Abstract: In their article “The Contextual Study of Literature and Culture. Globalization, and Digital Humanities” Steven Tötösy de Zepetnek and Louise O. Vasvári discuss the situation of the humanities with regard to the discipline of comparative literature and the fields of world literature, cultural studies, and comparative cultural studies. Their postulate is that in order to make the study of literature and culture a socially, politically, and economically relevant activity of scholarship today, humanities scholars ought to turn to contextual and evidence-based work. Further, they argue that comparative cultural studies—an approach that is inter- and multi-disciplinary and employs new media technology—would achieve global presence and social relevance for the humanities with in-depth scholarship.

Introduction

The perspective of comparison in scholarship has been (and continues to be) widely employed in various disciplines.
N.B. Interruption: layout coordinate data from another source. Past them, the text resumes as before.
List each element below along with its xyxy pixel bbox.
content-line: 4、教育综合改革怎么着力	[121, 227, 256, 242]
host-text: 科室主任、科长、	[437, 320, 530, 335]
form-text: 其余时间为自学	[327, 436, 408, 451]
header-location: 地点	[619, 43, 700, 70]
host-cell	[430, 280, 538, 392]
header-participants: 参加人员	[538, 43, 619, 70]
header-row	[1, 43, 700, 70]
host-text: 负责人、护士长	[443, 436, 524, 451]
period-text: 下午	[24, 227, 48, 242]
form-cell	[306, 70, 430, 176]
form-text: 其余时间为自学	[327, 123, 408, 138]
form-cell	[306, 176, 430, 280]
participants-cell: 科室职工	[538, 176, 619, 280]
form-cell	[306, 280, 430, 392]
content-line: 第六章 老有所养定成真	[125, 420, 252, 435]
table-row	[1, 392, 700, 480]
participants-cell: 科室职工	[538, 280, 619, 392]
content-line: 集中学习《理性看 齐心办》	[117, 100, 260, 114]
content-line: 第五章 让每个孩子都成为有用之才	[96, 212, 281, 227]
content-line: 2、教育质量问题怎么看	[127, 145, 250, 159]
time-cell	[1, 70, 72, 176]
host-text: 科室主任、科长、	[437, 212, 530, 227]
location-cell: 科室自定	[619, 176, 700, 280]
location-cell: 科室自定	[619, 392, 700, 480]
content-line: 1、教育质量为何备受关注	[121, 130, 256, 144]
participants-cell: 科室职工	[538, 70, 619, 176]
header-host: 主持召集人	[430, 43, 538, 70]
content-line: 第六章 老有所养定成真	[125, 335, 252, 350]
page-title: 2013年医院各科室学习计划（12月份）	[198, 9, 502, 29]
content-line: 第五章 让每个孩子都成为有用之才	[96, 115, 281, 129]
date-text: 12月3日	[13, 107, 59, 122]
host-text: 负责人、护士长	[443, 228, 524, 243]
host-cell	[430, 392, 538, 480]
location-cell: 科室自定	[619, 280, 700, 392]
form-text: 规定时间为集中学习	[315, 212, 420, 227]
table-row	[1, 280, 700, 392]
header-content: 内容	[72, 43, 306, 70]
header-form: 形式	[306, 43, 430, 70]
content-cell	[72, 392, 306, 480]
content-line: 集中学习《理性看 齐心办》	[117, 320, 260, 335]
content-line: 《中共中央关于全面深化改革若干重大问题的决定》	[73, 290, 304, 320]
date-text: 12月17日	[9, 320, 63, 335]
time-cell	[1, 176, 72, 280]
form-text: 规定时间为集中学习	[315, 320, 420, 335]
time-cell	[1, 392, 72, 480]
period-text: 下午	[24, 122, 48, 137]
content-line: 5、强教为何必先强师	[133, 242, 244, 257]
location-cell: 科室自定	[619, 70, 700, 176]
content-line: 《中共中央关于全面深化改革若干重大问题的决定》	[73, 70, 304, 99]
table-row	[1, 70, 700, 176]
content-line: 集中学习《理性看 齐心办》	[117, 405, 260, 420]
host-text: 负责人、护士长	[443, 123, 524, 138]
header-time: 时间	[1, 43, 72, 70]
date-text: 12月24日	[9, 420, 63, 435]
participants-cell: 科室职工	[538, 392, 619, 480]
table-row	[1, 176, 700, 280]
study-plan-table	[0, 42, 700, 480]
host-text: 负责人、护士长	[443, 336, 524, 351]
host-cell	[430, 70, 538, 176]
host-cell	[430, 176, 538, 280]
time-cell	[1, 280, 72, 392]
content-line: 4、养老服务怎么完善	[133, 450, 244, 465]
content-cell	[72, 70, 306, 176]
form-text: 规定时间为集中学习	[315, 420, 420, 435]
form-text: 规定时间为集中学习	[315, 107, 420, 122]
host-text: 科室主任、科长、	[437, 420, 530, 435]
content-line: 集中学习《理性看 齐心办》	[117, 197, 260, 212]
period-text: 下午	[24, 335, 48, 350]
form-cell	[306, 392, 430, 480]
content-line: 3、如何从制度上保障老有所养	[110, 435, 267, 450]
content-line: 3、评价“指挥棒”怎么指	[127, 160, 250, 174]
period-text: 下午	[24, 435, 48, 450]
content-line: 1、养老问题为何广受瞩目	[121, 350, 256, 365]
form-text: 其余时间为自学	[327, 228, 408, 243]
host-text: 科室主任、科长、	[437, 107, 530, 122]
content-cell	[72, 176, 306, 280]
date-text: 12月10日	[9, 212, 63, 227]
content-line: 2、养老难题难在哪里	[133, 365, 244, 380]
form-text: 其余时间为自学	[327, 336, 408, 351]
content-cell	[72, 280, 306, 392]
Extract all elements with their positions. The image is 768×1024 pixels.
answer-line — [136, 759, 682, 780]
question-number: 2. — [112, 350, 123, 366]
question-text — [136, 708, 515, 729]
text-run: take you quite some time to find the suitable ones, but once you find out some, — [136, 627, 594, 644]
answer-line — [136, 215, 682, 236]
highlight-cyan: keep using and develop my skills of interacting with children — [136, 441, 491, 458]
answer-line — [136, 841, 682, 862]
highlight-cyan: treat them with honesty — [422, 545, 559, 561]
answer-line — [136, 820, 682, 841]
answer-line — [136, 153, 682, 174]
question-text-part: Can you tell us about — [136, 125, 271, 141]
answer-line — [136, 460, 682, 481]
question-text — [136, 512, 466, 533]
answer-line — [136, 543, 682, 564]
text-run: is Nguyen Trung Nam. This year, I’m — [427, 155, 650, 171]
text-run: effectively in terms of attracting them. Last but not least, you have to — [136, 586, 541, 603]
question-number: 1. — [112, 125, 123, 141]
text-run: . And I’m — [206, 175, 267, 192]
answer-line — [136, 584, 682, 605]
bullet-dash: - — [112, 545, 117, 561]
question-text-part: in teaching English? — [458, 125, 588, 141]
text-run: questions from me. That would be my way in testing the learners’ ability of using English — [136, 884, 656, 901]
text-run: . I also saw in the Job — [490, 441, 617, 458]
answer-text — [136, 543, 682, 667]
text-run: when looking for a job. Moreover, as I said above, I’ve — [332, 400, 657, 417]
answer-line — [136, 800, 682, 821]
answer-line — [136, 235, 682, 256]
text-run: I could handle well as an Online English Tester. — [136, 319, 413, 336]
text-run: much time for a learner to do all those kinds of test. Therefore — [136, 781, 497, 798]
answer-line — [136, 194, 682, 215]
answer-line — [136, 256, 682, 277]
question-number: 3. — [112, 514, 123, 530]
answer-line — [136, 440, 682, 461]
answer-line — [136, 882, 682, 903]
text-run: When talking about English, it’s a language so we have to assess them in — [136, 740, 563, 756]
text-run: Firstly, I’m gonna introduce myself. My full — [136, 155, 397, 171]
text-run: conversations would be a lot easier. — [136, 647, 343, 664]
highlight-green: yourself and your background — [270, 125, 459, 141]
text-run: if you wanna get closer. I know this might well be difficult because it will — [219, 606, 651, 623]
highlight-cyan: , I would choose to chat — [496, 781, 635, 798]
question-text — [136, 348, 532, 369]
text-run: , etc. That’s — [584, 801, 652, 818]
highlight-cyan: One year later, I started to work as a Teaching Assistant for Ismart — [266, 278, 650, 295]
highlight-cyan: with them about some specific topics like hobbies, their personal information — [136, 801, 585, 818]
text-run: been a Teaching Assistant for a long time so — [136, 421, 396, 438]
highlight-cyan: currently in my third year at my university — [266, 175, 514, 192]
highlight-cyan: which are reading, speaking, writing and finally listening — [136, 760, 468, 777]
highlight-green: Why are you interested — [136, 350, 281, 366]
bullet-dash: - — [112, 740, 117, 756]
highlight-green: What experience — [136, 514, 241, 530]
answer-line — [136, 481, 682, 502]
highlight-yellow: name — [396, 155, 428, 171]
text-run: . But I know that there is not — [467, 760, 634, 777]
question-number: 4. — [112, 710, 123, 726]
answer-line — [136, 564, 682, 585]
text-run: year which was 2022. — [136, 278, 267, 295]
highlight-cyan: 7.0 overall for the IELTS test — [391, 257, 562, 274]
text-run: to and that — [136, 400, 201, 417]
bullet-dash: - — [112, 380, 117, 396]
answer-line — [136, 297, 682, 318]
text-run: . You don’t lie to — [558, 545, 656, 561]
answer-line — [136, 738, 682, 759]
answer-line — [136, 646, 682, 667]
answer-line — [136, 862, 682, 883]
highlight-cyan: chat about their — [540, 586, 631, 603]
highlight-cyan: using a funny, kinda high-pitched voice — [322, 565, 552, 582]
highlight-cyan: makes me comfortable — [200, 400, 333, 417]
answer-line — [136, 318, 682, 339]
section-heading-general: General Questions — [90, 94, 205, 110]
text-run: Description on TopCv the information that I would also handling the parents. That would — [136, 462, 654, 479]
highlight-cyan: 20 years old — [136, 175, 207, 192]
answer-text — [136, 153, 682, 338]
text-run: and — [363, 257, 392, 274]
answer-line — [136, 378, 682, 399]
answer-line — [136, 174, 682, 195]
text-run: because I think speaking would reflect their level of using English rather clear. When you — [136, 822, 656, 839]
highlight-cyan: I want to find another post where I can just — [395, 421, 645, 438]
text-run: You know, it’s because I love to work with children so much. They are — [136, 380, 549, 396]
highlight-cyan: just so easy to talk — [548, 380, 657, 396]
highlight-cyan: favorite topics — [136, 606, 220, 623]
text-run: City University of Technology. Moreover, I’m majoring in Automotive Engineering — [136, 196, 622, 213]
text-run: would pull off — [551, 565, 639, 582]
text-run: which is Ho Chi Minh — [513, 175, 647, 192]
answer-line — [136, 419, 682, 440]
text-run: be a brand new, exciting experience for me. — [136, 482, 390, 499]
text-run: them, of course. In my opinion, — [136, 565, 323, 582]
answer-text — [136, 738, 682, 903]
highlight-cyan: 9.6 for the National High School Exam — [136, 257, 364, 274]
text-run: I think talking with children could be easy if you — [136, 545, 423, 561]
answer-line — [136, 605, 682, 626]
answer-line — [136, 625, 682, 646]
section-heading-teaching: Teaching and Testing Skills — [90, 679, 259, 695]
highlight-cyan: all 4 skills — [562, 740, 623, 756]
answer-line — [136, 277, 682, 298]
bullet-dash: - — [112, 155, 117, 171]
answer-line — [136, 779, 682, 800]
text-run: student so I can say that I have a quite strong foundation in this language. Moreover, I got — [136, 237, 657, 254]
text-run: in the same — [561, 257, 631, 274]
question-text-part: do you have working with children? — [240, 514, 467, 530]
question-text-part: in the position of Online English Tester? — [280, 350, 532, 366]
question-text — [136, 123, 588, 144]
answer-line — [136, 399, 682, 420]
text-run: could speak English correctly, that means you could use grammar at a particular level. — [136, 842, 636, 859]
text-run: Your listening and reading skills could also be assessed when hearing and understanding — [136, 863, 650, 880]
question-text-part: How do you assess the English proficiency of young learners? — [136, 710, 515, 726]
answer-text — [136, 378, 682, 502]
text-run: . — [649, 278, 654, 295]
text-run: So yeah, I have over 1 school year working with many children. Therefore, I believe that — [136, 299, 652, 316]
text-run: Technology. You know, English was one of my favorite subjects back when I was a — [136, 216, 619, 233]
Among several compelling lines of argumentation put forward of recent are, for example, by Marcel Detienne in his Comparing the Incomparable, George M. Fredrickson in his The Comparative Imagination, or as Richard A. Peterson states, “comparison is one of the most powerful tools used in intellectual inquiry, since an observation made repeatedly is given more credence than is a single observation” (257). At the same time, in and about the discipline of comparative literature it remains a recurrent view that it is lacking definition, has no or only a partial framework of theory and/or methodology, and that for these reasons the discipline remains with a history and presence of insecurity (see, e.g., Grabovszki).